By: Matthew J. Healy
Q:I injured my lower back while lifting heavy equipment at work. I immediately reported the injury to my supervisor. That day he took me to the company doctor and that doctor recommended I not return to work until I recover. My employer has been fairly good to me: they paid me a portion of my usual paycheck and covered some of my medical bills, but I have heard nothing further from them. After some physical therapy, my own doctor told me this was as good as my back was going to get. I have since returned to work but my back is just not as stable or strong as it used to be. What are my rights?
A:First of all, your employer (or employer’s insurer) did the right thing under worker’s compensation law by paying you wages while you were off work due to an on-the-job injury. If your employer paid you two-thirds of your average weekly wage, based on your wages for the period of 52 weeks before the date of the occurrence, then you have received the correct amount to which you are entitled under the law. Any amount less is inadequate under the law. In addition, some employees (e.g. City of Chicago and Cook County) get pension benefits which are added on to the two-thirds from the employer.
Second, if your employer is not disputing that your injury was job-related, nor disputing the extent of your injury, then the employer should cover the medical expenses related to that injury. Under no circumstances should the employee be required to pay medical expenses for undisputed work-related injuries.
Third, if your doctor believes that your injury is permanent, then you are entitled to a permanency award. Typically, doctors rely on tests such as MRIs and CT scans, and to a lesser extent, X-rays, to best determine objective evidence of permanency. For example, objective evidence of a herniated disk in the lower back is more likely to be seen on an MRI rather than an X-ray. Although MRIs are more expensive than X-rays, they tend to show the extent of an injury in greater detail. If the test results are positive, your doctor will likely give an opinion that your job-related injury is permanent. Under this scenario, your employer is responsible for this disability and you will be entitled to a settlement or an award for permanency.
If you have sustained a permanent injury, it is in your best interests to retain an attorney who specialized in this field to advise you of the fair value of your claim.
Note that employer’s insurers, like any business, are for-profit entities, not charities. Therefore, they may attempt to minimize the nature and/or extent of your injury. You would be well served to seek legal advice to ensure you receive full and fair worker’s compensation benefits.
Q:Recently, my son was a passenger in a friend’s car when the car was in an accident. The car was struck by another car whose driver was apparently drinking. My son broke his leg and had surgery requiring a steel rod to be inserted. The medical bills are mounting fast and our health insurance is only paying 80%. Are there other ways to pay these bills?
A:Yes. This presents a classic multi-liability scenario. Depending on the unique facts of your case, there could be multiple sources of recovery: the other driver who was drinking, the drinking establishment who served that other driver, the driver of the car in which your son was a passenger, and your son’s own (or your own if he is a dependent living in your home) insurance policy’s uninsured or underinsured motorist and medical payment provisions.

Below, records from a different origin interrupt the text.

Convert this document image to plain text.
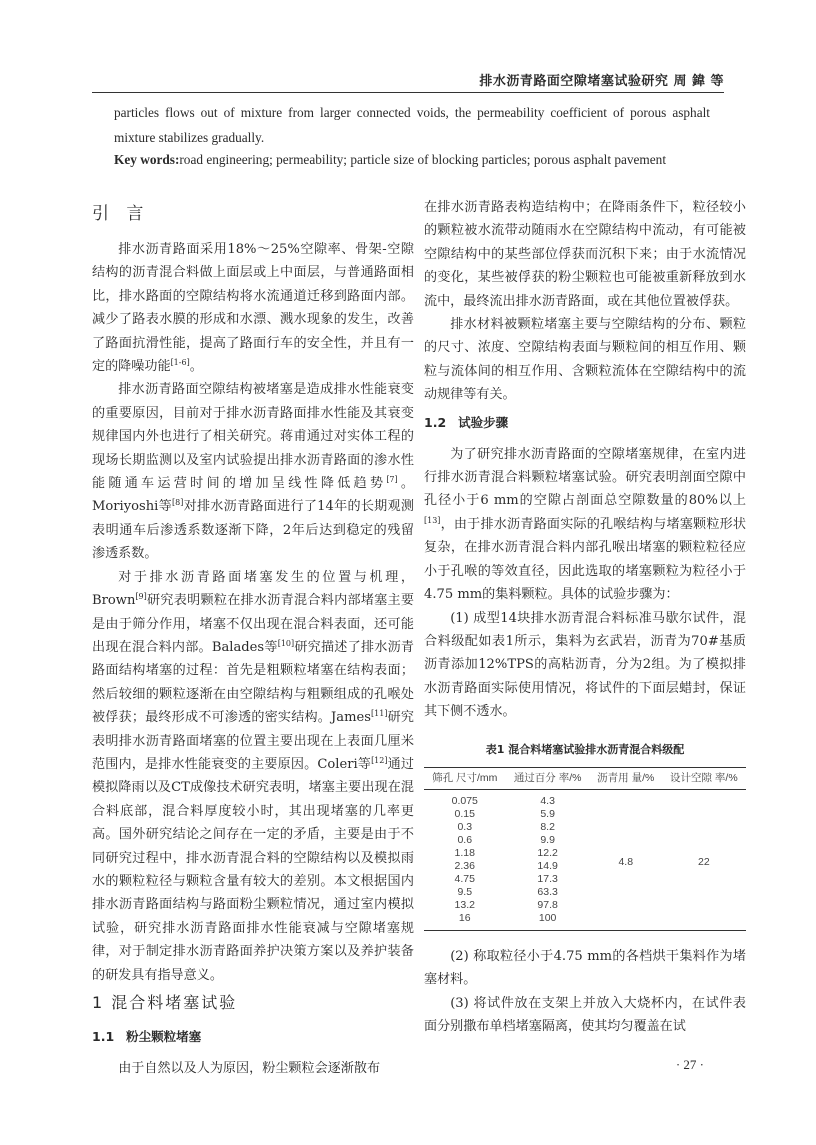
排水沥青路面空隙堵塞试验研究 周 鍏 等
particles flows out of mixture from larger connected voids, the permeability coefficient of porous asphalt mixture stabilizes gradually.
Key words:road engineering; permeability; particle size of blocking particles; porous asphalt pavement
引 言

排水沥青路面采用18%～25%空隙率、骨架-空隙结构的沥青混合料做上面层或上中面层，与普通路面相比，排水路面的空隙结构将水流通道迁移到路面内部。减少了路表水膜的形成和水漂、溅水现象的发生，改善了路面抗滑性能，提高了路面行车的安全性，并且有一定的降噪功能[1-6]。

排水沥青路面空隙结构被堵塞是造成排水性能衰变的重要原因，目前对于排水沥青路面排水性能及其衰变规律国内外也进行了相关研究。蒋甫通过对实体工程的现场长期监测以及室内试验提出排水沥青路面的渗水性能随通车运营时间的增加呈线性降低趋势[7]。Moriyoshi等[8]对排水沥青路面进行了14年的长期观测表明通车后渗透系数逐渐下降，2年后达到稳定的残留渗透系数。

对于排水沥青路面堵塞发生的位置与机理，Brown[9]研究表明颗粒在排水沥青混合料内部堵塞主要是由于筛分作用，堵塞不仅出现在混合料表面，还可能出现在混合料内部。Balades等[10]研究描述了排水沥青路面结构堵塞的过程：首先是粗颗粒堵塞在结构表面；然后较细的颗粒逐渐在由空隙结构与粗颗组成的孔喉处被俘获；最终形成不可渗透的密实结构。James[11]研究表明排水沥青路面堵塞的位置主要出现在上表面几厘米范围内，是排水性能衰变的主要原因。Coleri等[12]通过模拟降雨以及CT成像技术研究表明，堵塞主要出现在混合料底部，混合料厚度较小时，其出现堵塞的几率更高。国外研究结论之间存在一定的矛盾，主要是由于不同研究过程中，排水沥青混合料的空隙结构以及模拟雨水的颗粒粒径与颗粒含量有较大的差别。本文根据国内排水沥青路面结构与路面粉尘颗粒情况，通过室内模拟试验，研究排水沥青路面排水性能衰减与空隙堵塞规律，对于制定排水沥青路面养护决策方案以及养护装备的研发具有指导意义。

1 混合料堵塞试验
1.1 粉尘颗粒堵塞

由于自然以及人为原因，粉尘颗粒会逐渐散布

在排水沥青路表构造结构中；在降雨条件下，粒径较小的颗粒被水流带动随雨水在空隙结构中流动，有可能被空隙结构中的某些部位俘获而沉积下来；由于水流情况的变化，某些被俘获的粉尘颗粒也可能被重新释放到水流中，最终流出排水沥青路面，或在其他位置被俘获。

排水材料被颗粒堵塞主要与空隙结构的分布、颗粒的尺寸、浓度、空隙结构表面与颗粒间的相互作用、颗粒与流体间的相互作用、含颗粒流体在空隙结构中的流动规律等有关。

1.2 试验步骤

为了研究排水沥青路面的空隙堵塞规律，在室内进行排水沥青混合料颗粒堵塞试验。研究表明剖面空隙中孔径小于6 mm的空隙占剖面总空隙数量的80%以上[13]，由于排水沥青路面实际的孔喉结构与堵塞颗粒形状复杂，在排水沥青混合料内部孔喉出堵塞的颗粒粒径应小于孔喉的等效直径，因此选取的堵塞颗粒为粒径小于4.75 mm的集料颗粒。具体的试验步骤为：

(1) 成型14块排水沥青混合料标准马歇尔试件，混合料级配如表1所示，集料为玄武岩，沥青为70#基质沥青添加12%TPS的高粘沥青，分为2组。为了模拟排水沥青路面实际使用情况，将试件的下面层蜡封，保证其下侧不透水。

表1 混合料堵塞试验排水沥青混合料级配
筛孔 尺寸/mm	通过百分 率/%	沥青用 量/%	设计空隙 率/%
0.075	4.3	4.8	22
0.15	5.9		
0.3	8.2		
0.6	9.9		
1.18	12.2		
2.36	14.9		
4.75	17.3		
9.5	63.3		
13.2	97.8		
16	100		

(2) 称取粒径小于4.75 mm的各档烘干集料作为堵塞材料。

(3) 将试件放在支架上并放入大烧杯内，在试件表面分别撒布单档堵塞隔离，使其均匀覆盖在试

· 27 ·
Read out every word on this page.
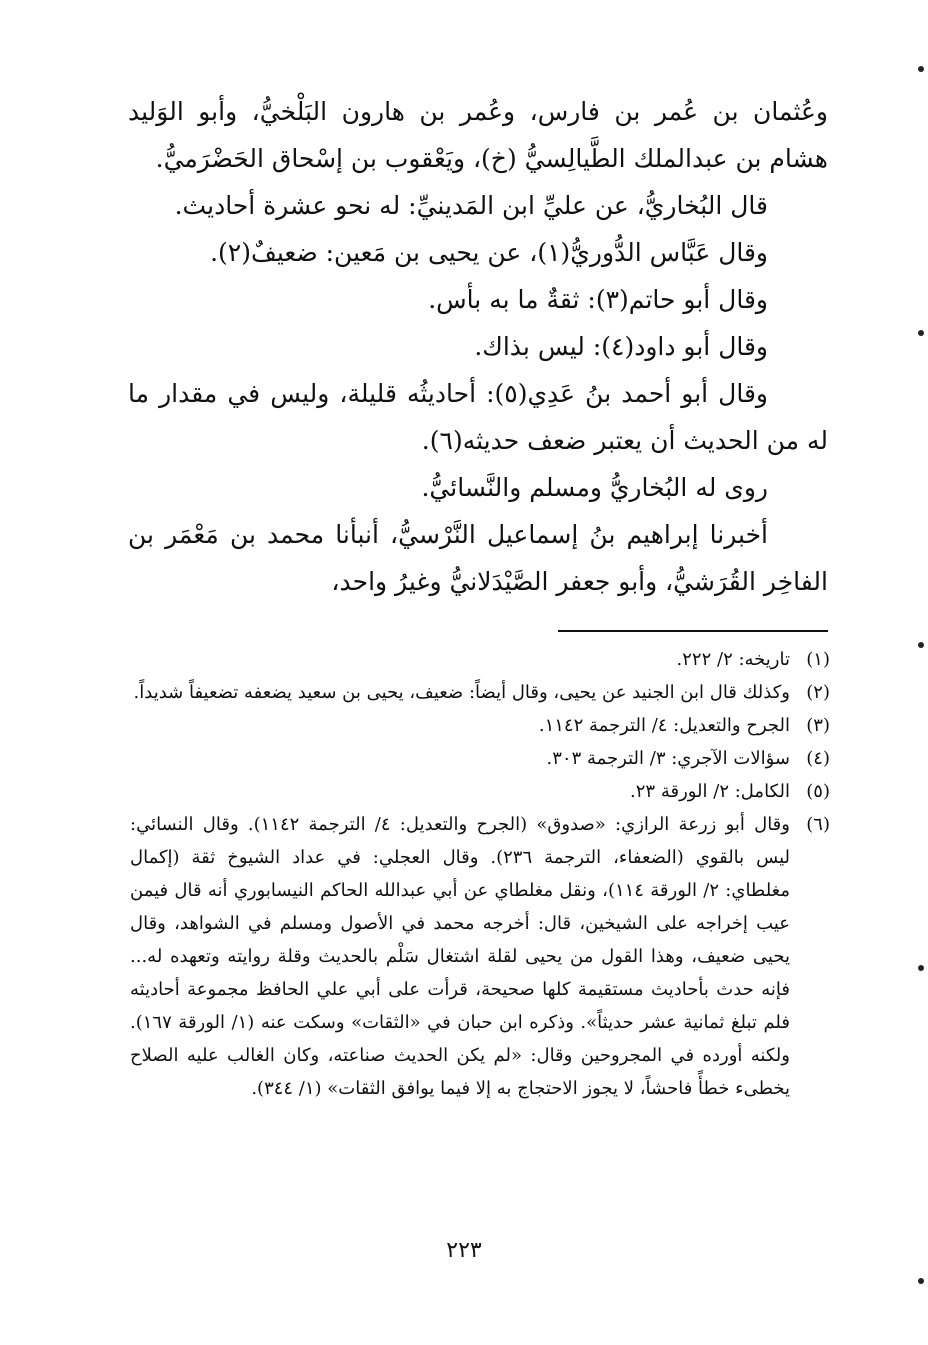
وعُثمان بن عُمر بن فارس، وعُمر بن هارون البَلْخيُّ، وأبو الوَليد هشام بن عبدالملك الطَّيالِسيُّ (خ)، ويَعْقوب بن إسْحاق الحَضْرَميُّ.

قال البُخاريُّ، عن عليِّ ابن المَدينيِّ: له نحو عشرة أحاديث.

وقال عَبَّاس الدُّوريُّ(١)، عن يحيى بن مَعين: ضعيفٌ(٢).

وقال أبو حاتم(٣): ثقةٌ ما به بأس.

وقال أبو داود(٤): ليس بذاك.

وقال أبو أحمد بنُ عَدِي(٥): أحاديثُه قليلة، وليس في مقدار ما له من الحديث أن يعتبر ضعف حديثه(٦).

روى له البُخاريُّ ومسلم والنَّسائيُّ.

أخبرنا إبراهيم بنُ إسماعيل النَّرْسيُّ، أنبأنا محمد بن مَعْمَر بن الفاخِر القُرَشيُّ، وأبو جعفر الصَّيْدَلانيُّ وغيرُ واحد،

(١)
تاريخه: ٢/ ٢٢٢.
(٢)
وكذلك قال ابن الجنيد عن يحيى، وقال أيضاً: ضعيف، يحيى بن سعيد يضعفه تضعيفاً شديداً.
(٣)
الجرح والتعديل: ٤/ الترجمة ١١٤٢.
(٤)
سؤالات الآجري: ٣/ الترجمة ٣٠٣.
(٥)
الكامل: ٢/ الورقة ٢٣.
(٦)
وقال أبو زرعة الرازي: «صدوق» (الجرح والتعديل: ٤/ الترجمة ١١٤٢). وقال النسائي: ليس بالقوي (الضعفاء، الترجمة ٢٣٦). وقال العجلي: في عداد الشيوخ ثقة (إكمال مغلطاي: ٢/ الورقة ١١٤)، ونقل مغلطاي عن أبي عبدالله الحاكم النيسابوري أنه قال فيمن عيب إخراجه على الشيخين، قال: أخرجه محمد في الأصول ومسلم في الشواهد، وقال يحيى ضعيف، وهذا القول من يحيى لقلة اشتغال سَلْم بالحديث وقلة روايته وتعهده له... فإنه حدث بأحاديث مستقيمة كلها صحيحة، قرأت على أبي علي الحافظ مجموعة أحاديثه فلم تبلغ ثمانية عشر حديثاً». وذكره ابن حبان في «الثقات» وسكت عنه (١/ الورقة ١٦٧). ولكنه أورده في المجروحين وقال: «لم يكن الحديث صناعته، وكان الغالب عليه الصلاح يخطىء خطأً فاحشاً، لا يجوز الاحتجاج به إلا فيما يوافق الثقات» (١/ ٣٤٤).
٢٢٣
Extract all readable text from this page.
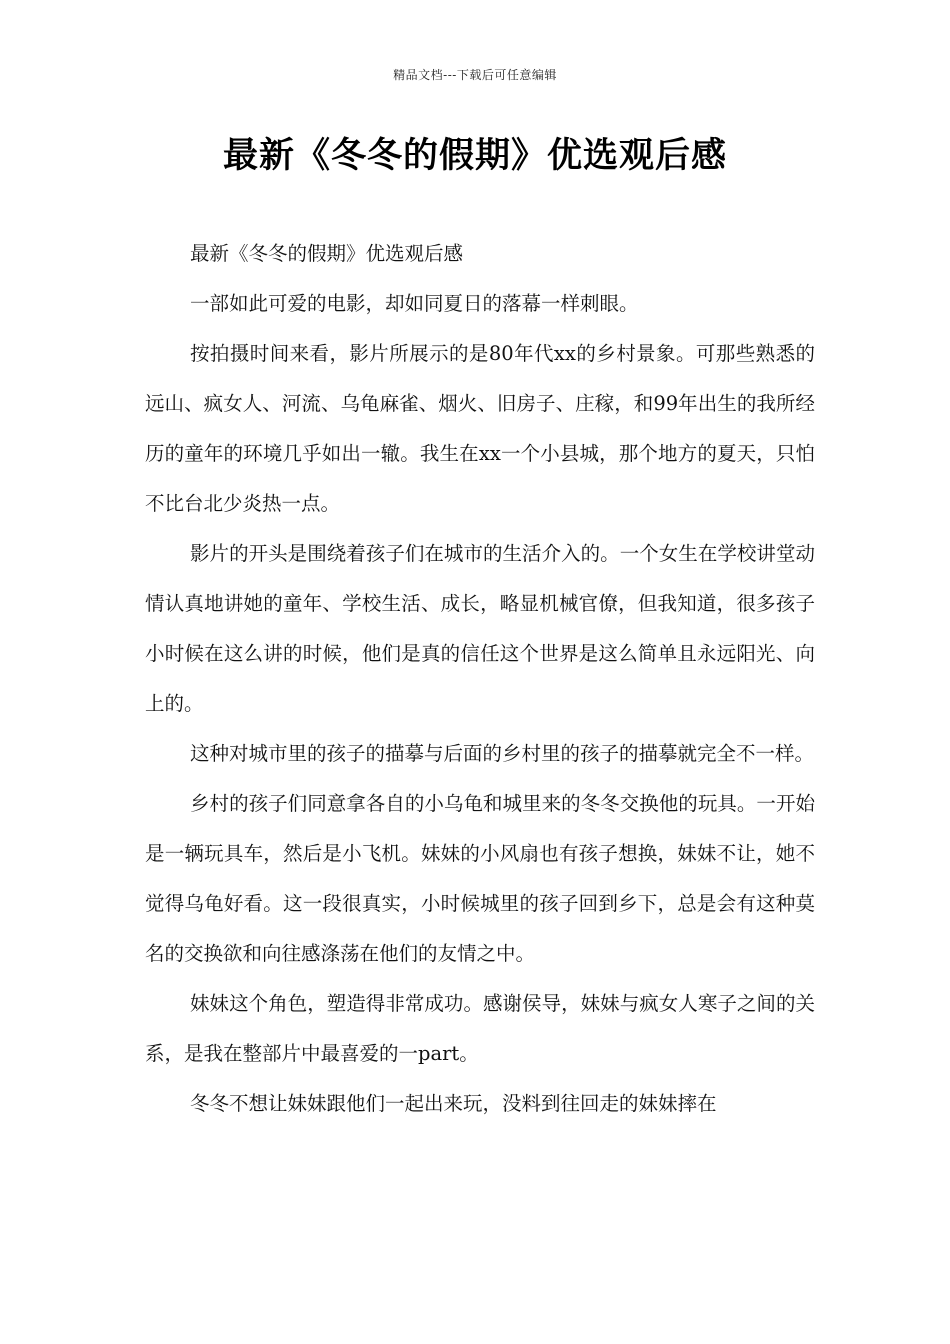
精品文档---下载后可任意编辑
最新《冬冬的假期》优选观后感

最新《冬冬的假期》优选观后感

一部如此可爱的电影，却如同夏日的落幕一样刺眼。

按拍摄时间来看，影片所展示的是80年代xx的乡村景象。可那些熟悉的远山、疯女人、河流、乌龟麻雀、烟火、旧房子、庄稼，和99年出生的我所经历的童年的环境几乎如出一辙。我生在xx一个小县城，那个地方的夏天，只怕不比台北少炎热一点。

影片的开头是围绕着孩子们在城市的生活介入的。一个女生在学校讲堂动情认真地讲她的童年、学校生活、成长，略显机械官僚，但我知道，很多孩子小时候在这么讲的时候，他们是真的信任这个世界是这么简单且永远阳光、向上的。

这种对城市里的孩子的描摹与后面的乡村里的孩子的描摹就完全不一样。

乡村的孩子们同意拿各自的小乌龟和城里来的冬冬交换他的玩具。一开始是一辆玩具车，然后是小飞机。妹妹的小风扇也有孩子想换，妹妹不让，她不觉得乌龟好看。这一段很真实，小时候城里的孩子回到乡下，总是会有这种莫名的交换欲和向往感涤荡在他们的友情之中。

妹妹这个角色，塑造得非常成功。感谢侯导，妹妹与疯女人寒子之间的关系，是我在整部片中最喜爱的一part。

冬冬不想让妹妹跟他们一起出来玩，没料到往回走的妹妹摔在
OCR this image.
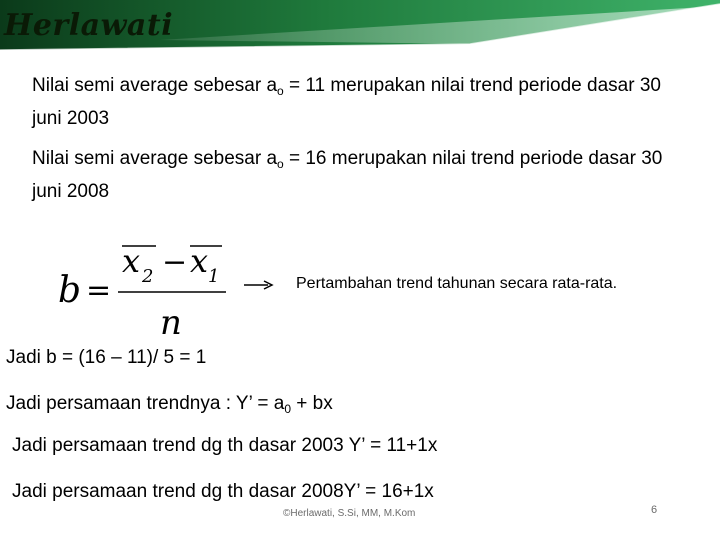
Herlawati
Nilai semi average sebesar $a_o = 11$ merupakan nilai trend periode dasar 30 juni 2003
Nilai semi average sebesar $a_o = 16$ merupakan nilai trend periode dasar 30 juni 2008
b =
x 2 − x 1
n
Pertambahan trend tahunan secara rata-rata.
Jadi b = (16 – 11)/ 5 = 1
Jadi persamaan trendnya : Y’ = $a_0$ + bx
Jadi persamaan trend dg th dasar 2003 Y’ = 11+1x
Jadi persamaan trend dg th dasar 2008Y’ = 16+1x
©Herlawati, S.Si, MM, M.Kom	6
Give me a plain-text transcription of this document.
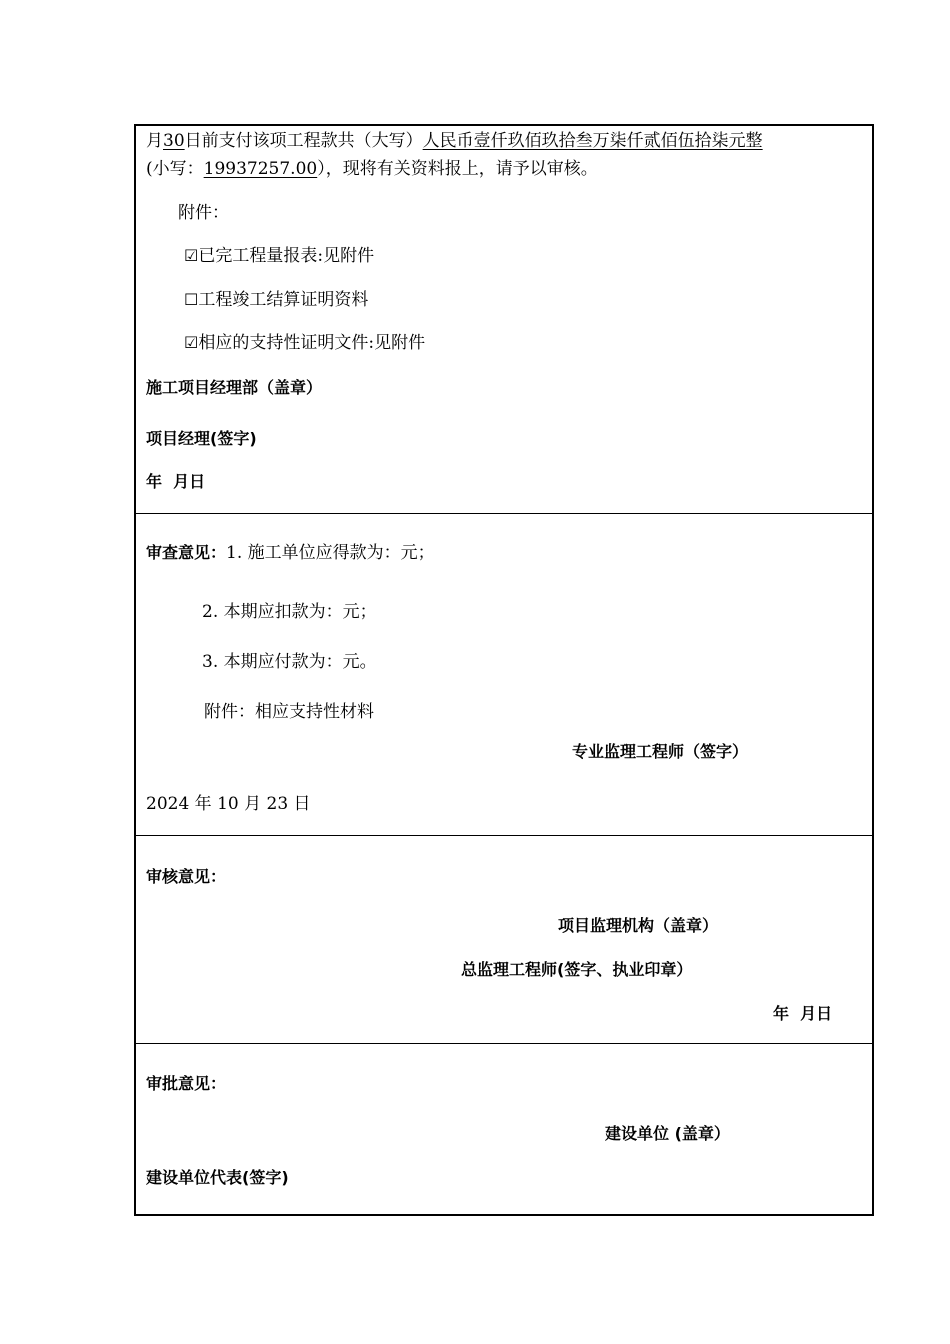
月30日前支付该项工程款共（大写）人民币壹仟玖佰玖拾叁万柒仟贰佰伍拾柒元整
(小写：19937257.00），现将有关资料报上，请予以审核。
附件：
☑已完工程量报表:见附件
☐工程竣工结算证明资料
☑相应的支持性证明文件:见附件
施工项目经理部（盖章）
项目经理(签字)
年  月日
审查意见：1. 施工单位应得款为：元；
2. 本期应扣款为：元；
3. 本期应付款为：元。
附件：相应支持性材料
专业监理工程师（签字）
2024 年 10 月 23 日
审核意见：
项目监理机构（盖章）
总监理工程师(签字、执业印章）
年  月日
审批意见：
建设单位 (盖章）
建设单位代表(签字)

If there is evidence that indicates that the other driver failed to obey traffic laws, then some liability will be attributed to him. If there is evidence that the other driver was drinking, this is even more reason to attribute liability to him. If the other driver was over-served at a tavern prior to the accident, then the tavern might be partially responsible.
If there is evidence that the driver of the car in which your son was a passenger failed to obey traffic laws, then the driver may be partially liable to his passengers for their injuries.
However, even if the driver, the other driver, and the tavern are partially liable, they may be unable to fully compensate (through their own insurance or otherwise) your son for his injuries. If so, then the underinsured (UIM) provision of your son’s auto insurance policy is triggered. In Illinois, when one purchases auto insurance, he or she must be offered UIM coverage. Your son should seek UIM coverage when the at-fault party or parties have inadequate coverage to pay for his injuries.
Keep in mind that the medical payments coverage provision in an auto insurance policy is also available. Typically, medical payment coverage is much smaller, often between $5,000 and $50,000, but it is readily accessible to an injured party because it is paid out regardless of who is at fault.
If after reading your insurance policy, you find yourself dizzy, forward it to your injury attorney and he or she can make sense of it.
This general discussion of rights and responsibilities in worker’s compensation claims and personal injury actions should not be considered a substitute for individual legal advice.